I thought the purpose of scaling/normalizing was to assist in the speed and effectiveness of convergence in optimization (e.g. gradient descent) in a learning algorithm’s learning process…
but the following paragraph in the lab (cell#25) makes me wonder if I’ve missed something else more profound about it’s purpose/effect… but I’m really not sure:
Since you are dealing exclusively with geospatial data you will create some transformations that are aware of this geospatial nature. This help the model make a better representation of the problem at hand.
For instance the model cannot magically understand what a coordinate is supposed to represent and since the data is taken from New York only, the latitude and longitude revolve around ( 37
, 45
) and ( -70
, -78
) respectively, which is arbitrary for the model. A good first step is to scale these values.
So, is there some type of feature representation learning or some type of model interpretability or something else that feature scaling/normalization is performing… ?
Unconfuse me please.
Hi @shahin
really interesting question.
To “unconfuse” I would say that:
- In general scaling the features is to help the convergence of the model. But also to avoid that we have features on a different scale.

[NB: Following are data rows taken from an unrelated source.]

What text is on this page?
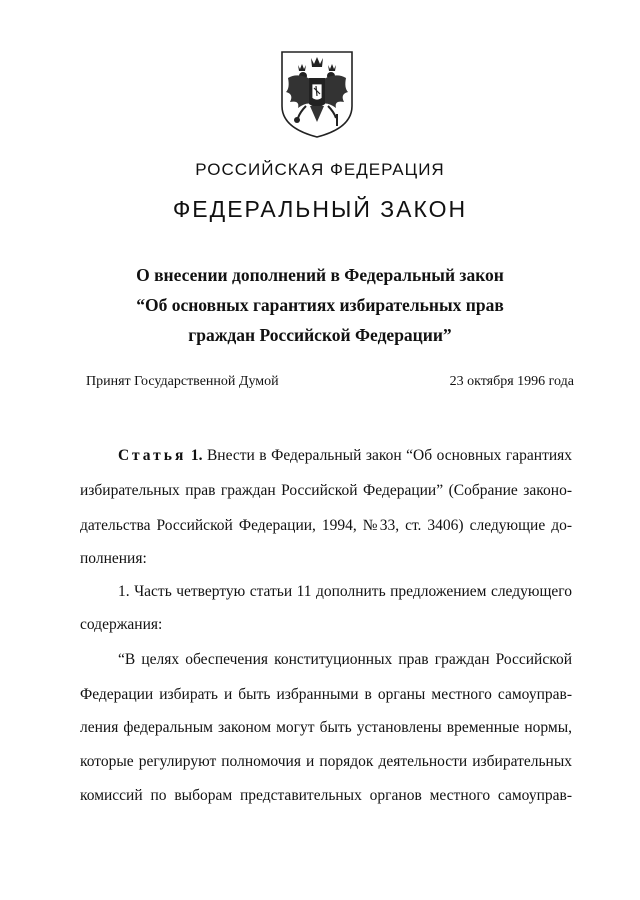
РОССИЙСКАЯ ФЕДЕРАЦИЯ
ФЕДЕРАЛЬНЫЙ ЗАКОН
О внесении дополнений в Федеральный закон
“Об основных гарантиях избирательных прав
граждан Российской Федерации”
Принят Государственной Думой	23 октября 1996 года
Статья 1. Внести в Федеральный закон “Об основных гарантиях
избирательных прав граждан Российской Федерации” (Собрание законо-
дательства Российской Федерации, 1994, №33, ст. 3406) следующие до-
полнения:
1. Часть четвертую статьи 11 дополнить предложением следующего
содержания:
“В целях обеспечения конституционных прав граждан Российской
Федерации избирать и быть избранными в органы местного самоуправ-
ления федеральным законом могут быть установлены временные нормы,
которые регулируют полномочия и порядок деятельности избирательных
комиссий по выборам представительных органов местного самоуправ-
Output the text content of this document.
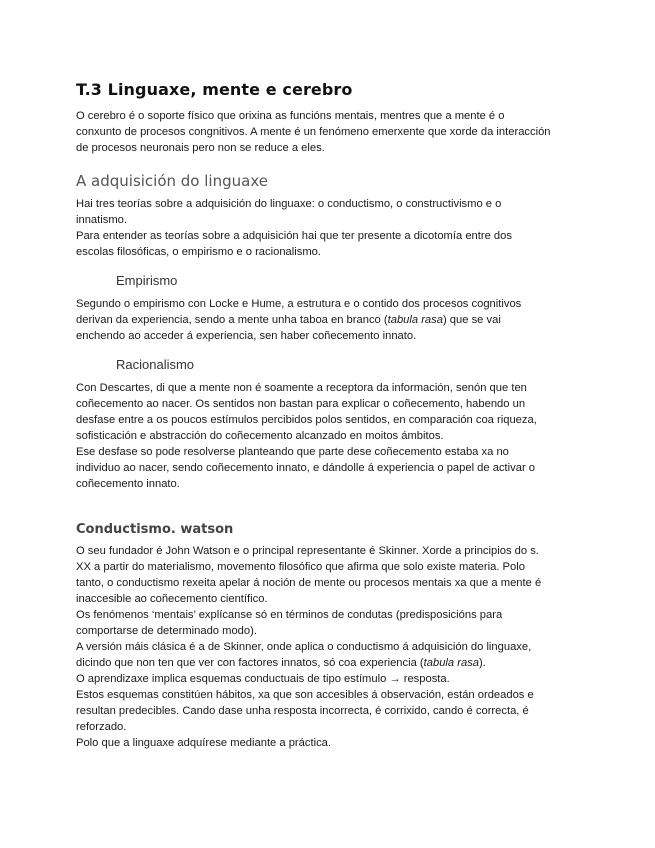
T.3 Linguaxe, mente e cerebro

O cerebro é o soporte físico que orixina as funcións mentais, mentres que a mente é o

conxunto de procesos congnitivos. A mente é un fenómeno emerxente que xorde da interacción

de procesos neuronais pero non se reduce a eles.

A adquisición do linguaxe

Hai tres teorías sobre a adquisición do linguaxe: o conductismo, o constructivismo e o

innatismo.

Para entender as teorías sobre a adquisición hai que ter presente a dicotomía entre dos

escolas filosóficas, o empirismo e o racionalismo.

Empirismo

Segundo o empirismo con Locke e Hume, a estrutura e o contido dos procesos cognitivos

derivan da experiencia, sendo a mente unha taboa en branco (tabula rasa) que se vai

enchendo ao acceder á experiencia, sen haber coñecemento innato.

Racionalismo

Con Descartes, di que a mente non é soamente a receptora da información, senón que ten

coñecemento ao nacer. Os sentidos non bastan para explicar o coñecemento, habendo un

desfase entre a os poucos estímulos percibidos polos sentidos, en comparación coa riqueza,

sofisticación e abstracción do coñecemento alcanzado en moitos ámbitos.

Ese desfase so pode resolverse planteando que parte dese coñecemento estaba xa no

individuo ao nacer, sendo coñecemento innato, e dándolle á experiencia o papel de activar o

coñecemento innato.

Conductismo. watson

O seu fundador é John Watson e o principal representante é Skinner. Xorde a principios do s.

XX a partir do materialismo, movemento filosófico que afirma que solo existe materia. Polo

tanto, o conductismo rexeita apelar á noción de mente ou procesos mentais xa que a mente é

inaccesible ao coñecemento científico.

Os fenómenos ‘mentais’ explícanse só en términos de condutas (predisposicións para

comportarse de determinado modo).

A versión máis clásica é a de Skinner, onde aplica o conductismo á adquisición do linguaxe,

dicindo que non ten que ver con factores innatos, só coa experiencia (tabula rasa).

O aprendizaxe implica esquemas conductuais de tipo estímulo → resposta.

Estos esquemas constitúen hábitos, xa que son accesibles á observación, están ordeados e

resultan predecibles. Cando dase unha resposta incorrecta, é corrixido, cando é correcta, é

reforzado.

Polo que a linguaxe adquírese mediante a práctica.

In some models (thinks linear one) if one feature has a much bigger scale than others it is difficult to see the effect of variation of other features.
- Having said that, we could enter in the field of “feature engineering”: if we can transform the feature, or some features, in such a way that their information content is easily shown probably the model will make better use of it.
But, to be honest, in general, scaling is for point n. 1.
Thanks @luigisaetta ,
I would venture then to say that extracting/deriving more impactful numbers (that are more pertinent to the label), from the raw numbers aka “feature engineering” or more specifically “feature extraction” (i.e. to feed distances in to the learning algorithm rather than individual pairs of coordinates) just gives the learning algorithm a helping hand. If I’m not mistaken, machine learning is limited to learn a function using only multiplication and summation operations, no subtraction (let alone euclidean distance calculations) are included.
Scaling, as you confirmed, is purely an aid to the optimization algorithm. It was discussed in Course 2, but seems to be conflated there and here with “feature engineering”. It’s getting close to a semantic/philosophical point but I think it is potentially confusing. If I may suggest, it might be better to edit that paragraph to end it at “…arbitrary for the model…”, and in a clearly separated section, replace “A good first step is to scale these values” with something like “A powerful and simple preprocessing step that benefits optimization algorithms that are used by certain machine learning algorithms is to scale the numerical features, as described in week 2 of course 2.”